Solar Panel Segmentation in High-Resolution Satellite Imagery: A YOLOv8-GIS Approach in the Marrakech-Safi Region, Morocco
Keywords: GIS, Computer vision, Yolov8, Solar Panels, Segmentation
Abstract. Green energy usage in Morocco is gaining traction, particularly in the realm of solar panels, which hold great potential for use in agriculture and residential settings. Recently, there has been growing interest in exploring ways to automatically gather important information about solar installations in specific geographic areas of interest. To address this goal, we developed a geoAI approach that utilizes satellite high-resolution imagery and the YOLOv8 computer vision algorithm for accurate solar panel segmentation in the Marrakech-Safi region of Morocco.

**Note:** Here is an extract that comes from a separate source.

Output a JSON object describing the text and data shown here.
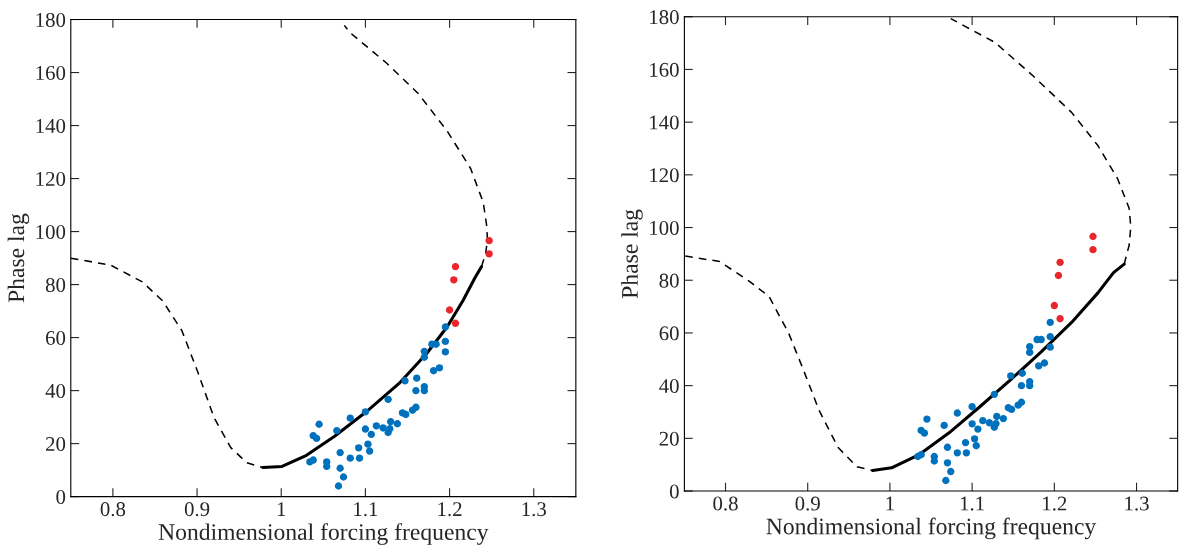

Training images were obtained from open-source, annotated datasets available on the web, and we pseudo-labeled images from our Area of Interest using a semi-supervised learning approach. We built, trained, and tested the solar panel dataset, which included 4660 images. Subsequently, we performed geoprocessing analysis to extract estimated geometric parameters such as the area, perimeter, and angles of the segmented solar panels. These shape parameters were then employed in unsupervised machine learning to detect anomalies in the segmented data by using the Isolation Forest algorithm. Precision, recall rate, and mAP50 were used for the evaluation of the Yolov8 segmentation model. The results showed a high precision rate of 96.9%, a recall rate of 97.6%, and an mAP score of 0.99, indicating the effectiveness of the Yolov8 segmentations in accurately segmenting solar panels. Our approach successfully segmented 18,050 PV modules, covering an estimated area of 1.47 km2 in the study area, with an average confidence of 89%. This demonstrates the model's capability to accurately identify and isolate solar panels within complex scenes. The high precision and recall rates suggest that our approach is robust for large-scale solar panel detection in diverse landscapes. Successfully segmenting over 18,000 PV modules indicates the scalability of our method. Additionally, integrating geoprocessing analysis and the Isolation Forest algorithm enhances our approach, allowing for the identification of anomalies in solar panel installations. This research provides valuable insights into the extent of solar panel adoption in the Marrakech-Safi region, offers a robust methodology for large-scale solar installation mapping, and establishes a foundation for future nationwide studies, potentially informing energy policies and supporting sustainable development initiatives across Morocco.